Dans un contexte de changement climatique, de vieillissement de la population, d’évolution des attentes sociétales en France et dans l’Union européenne et dans un contexte de mondialisation, trois enjeux scientifiques sont associés à la mission de santé publique agronomique et vétérinaire de l’établissement.

 

Un premier axe de recherche consiste à accompagner la transition des systèmes de production agricoles et agro-alimentaires : Les systèmes de production doivent nécessairement évoluer, en particulier selon les principes de l’agro-écologie, pour s’inscrire dans une démarche de durabilité et répondre aux attentes sociétales et aux défis à venir. Il s’agit donc :

  • d’accompagner et de développer la capacité de production des systèmes,
  • de proposer des schémas de production alternatifs à l’agriculture intensive, qui concilient respect des terroirs et de leurs produits, performances économiques et productivité,
  • de fournir des produits de qualité tant sur le plan sanitaire que nutritionnel,
  • de limiter l’empreinte environnementale en réduisant la consommation d’énergie fossile et de l’eau, en réduisant les émissions de gaz à effet de serre et l’usage des intrants et des xénobiotiques,
  • de contribuer à la production de services éco systémiques (biodiversité, paysages…),
  • de développer la résilience des agro systèmes notamment face aux aléas climatiques,
  • d’améliorer leur contribution au développement territorial.

 

Un second axe vise à maitriser les risques sanitaires : Le changement climatique, le développement des moyens de transport, l’anthropisation des milieux amènent à prendre en compte des risques sanitaires émergents, notamment zoonotiques, sur nos territoires. De plus, dans notre société, le consommateur attend que les aliments soient de bonne qualité nutritionnelle, sensorielle et sanitaire.
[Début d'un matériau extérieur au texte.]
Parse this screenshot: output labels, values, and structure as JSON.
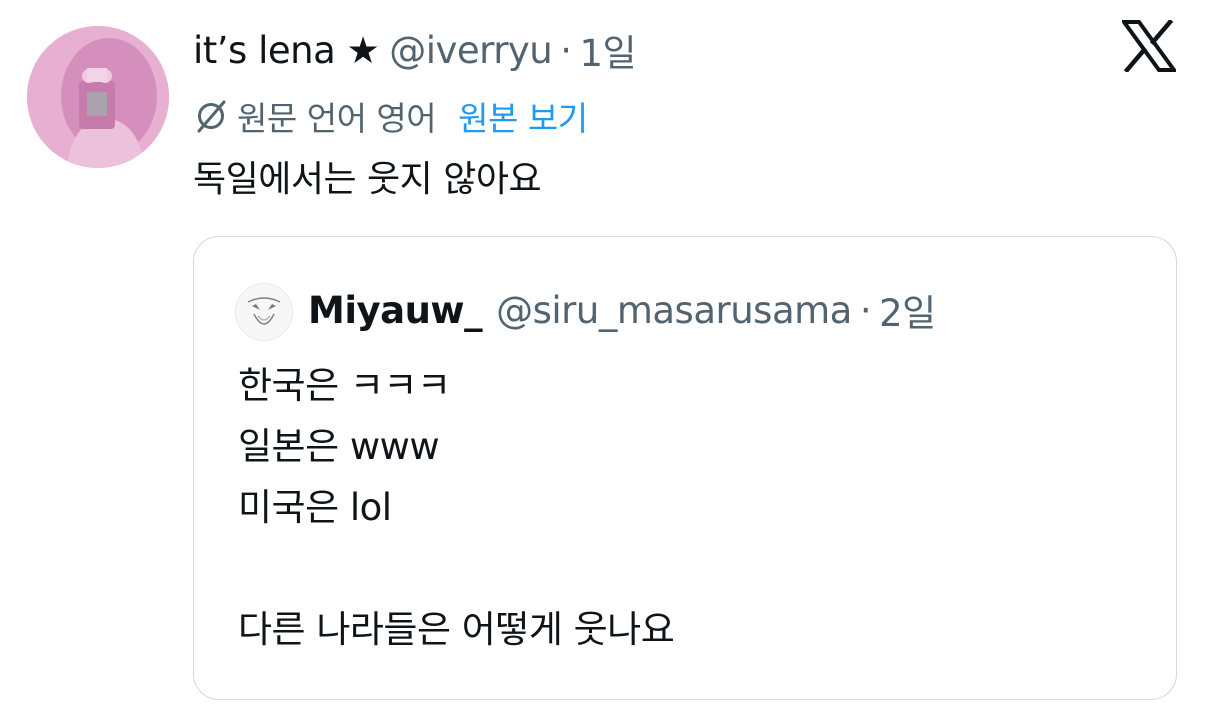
{
  "tweet": {
    "display_name": "it’s lena ★",
    "handle": "@iverryu",
    "separator": "·",
    "time": "1일",
    "translation": {
      "source_language_text": "원문 언어 영어",
      "show_original_label": "원본 보기"
    },
    "text": "독일에서는 웃지 않아요"
  },
  "quoted_tweet": {
    "display_name": "Miyauw_",
    "handle": "@siru_masarusama",
    "separator": "·",
    "time": "2일",
    "lines": [
      "한국은 ㅋㅋㅋ",
      "일본은 www",
      "미국은 lol",
      "",
      "다른 나라들은 어떻게 웃나요"
    ]
  },
  "icons": {
    "platform": "x-logo-icon",
    "translate": "globe-slash-icon"
  },
  "colors": {
    "text_primary": "#0f1419",
    "text_secondary": "#536471",
    "link": "#1d9bf0",
    "border": "#cfd9de",
    "avatar_pink": "#e3a6cc"
  }
}
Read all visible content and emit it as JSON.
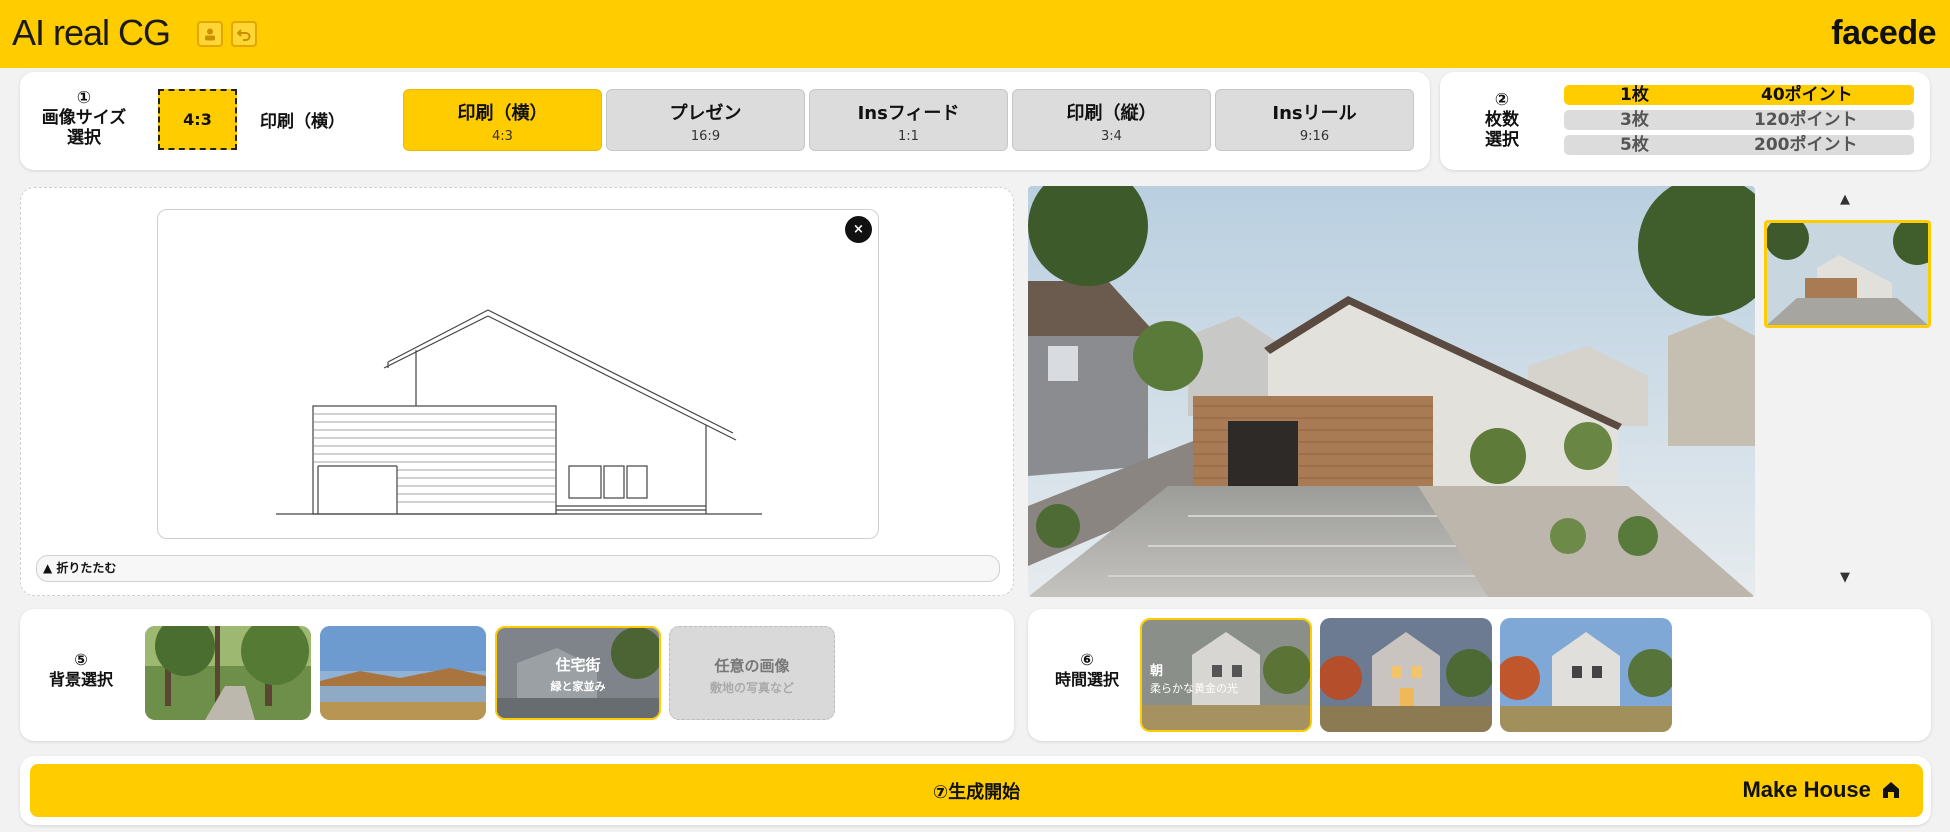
{
  "header": {
    "app_title": "AI real CG",
    "logo": "facede",
    "icons": [
      "user-icon",
      "undo-icon"
    ]
  },
  "size_select": {
    "step": "①",
    "label_line1": "画像サイズ",
    "label_line2": "選択",
    "current_ratio": "4:3",
    "current_name": "印刷（横）",
    "options": [
      {
        "title": "印刷（横）",
        "ratio": "4:3",
        "active": true
      },
      {
        "title": "プレゼン",
        "ratio": "16:9",
        "active": false
      },
      {
        "title": "Insフィード",
        "ratio": "1:1",
        "active": false
      },
      {
        "title": "印刷（縦）",
        "ratio": "3:4",
        "active": false
      },
      {
        "title": "Insリール",
        "ratio": "9:16",
        "active": false
      }
    ]
  },
  "count_select": {
    "step": "②",
    "label_line1": "枚数",
    "label_line2": "選択",
    "options": [
      {
        "count": "1枚",
        "points": "40ポイント",
        "active": true
      },
      {
        "count": "3枚",
        "points": "120ポイント",
        "active": false
      },
      {
        "count": "5枚",
        "points": "200ポイント",
        "active": false
      }
    ]
  },
  "drawing": {
    "close": "×",
    "collapse_label": "▲ 折りたたむ"
  },
  "result_nav": {
    "up": "▲",
    "down": "▼"
  },
  "background_select": {
    "step": "⑤",
    "label": "背景選択",
    "options": [
      {
        "name": "forest",
        "title": "",
        "sub": ""
      },
      {
        "name": "lake",
        "title": "",
        "sub": ""
      },
      {
        "name": "residential",
        "title": "住宅街",
        "sub": "緑と家並み"
      },
      {
        "name": "custom",
        "title": "任意の画像",
        "sub": "敷地の写真など"
      }
    ]
  },
  "time_select": {
    "step": "⑥",
    "label": "時間選択",
    "options": [
      {
        "title": "朝",
        "sub": "柔らかな黄金の光"
      },
      {
        "title": "",
        "sub": ""
      },
      {
        "title": "",
        "sub": ""
      }
    ]
  },
  "generate": {
    "label": "⑦生成開始",
    "make_house": "Make House"
  },
  "colors": {
    "accent": "#ffcc00",
    "segment_inactive": "#dcdcdc"
  }
}
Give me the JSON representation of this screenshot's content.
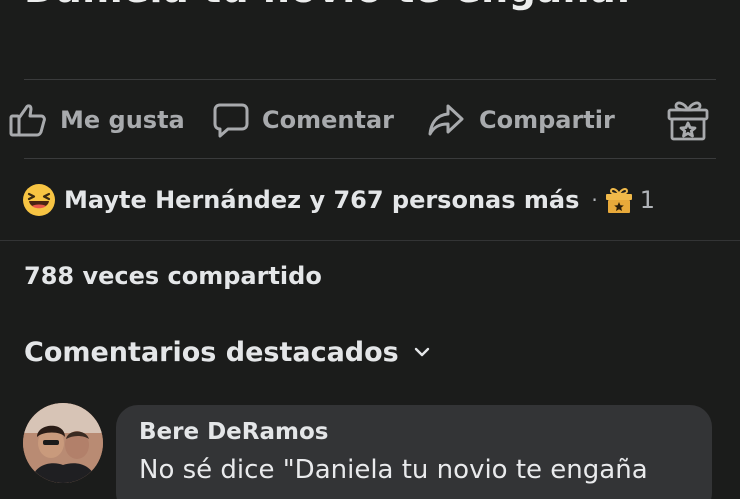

La maîtrise de ces risques passe :
  • par une prise en compte du continuum existant entre l’environnement et la faune sauvage, les agro systèmes et les animaux d’élevage, les animaux de compagnie et la population humaine,
  • par une meilleure compréhension des mécanismes de transmission et des cycles des pathogènes, notamment du rôle de réservoir de certaines populations sauvages, du rôle et de la diversité des vecteurs,
  • des circuits de contaminations,
  • par la modélisation de la propagation des infections.

 

Un troisième axe thématique cherche à promouvoir la qualité de vie et à lutter contre les maladies invalidantes de l’homme et de l’animal : Avec l’allongement de la vie de nos populations, le développement de notre arsenal thérapeutique, l’enjeu sociétal est de pouvoir préserver la qualité de vie de l’individu vieillissant ou malade. L’évolution du statut de l’animal nous amène à prendre tout autant en compte sa santé et son bien-être.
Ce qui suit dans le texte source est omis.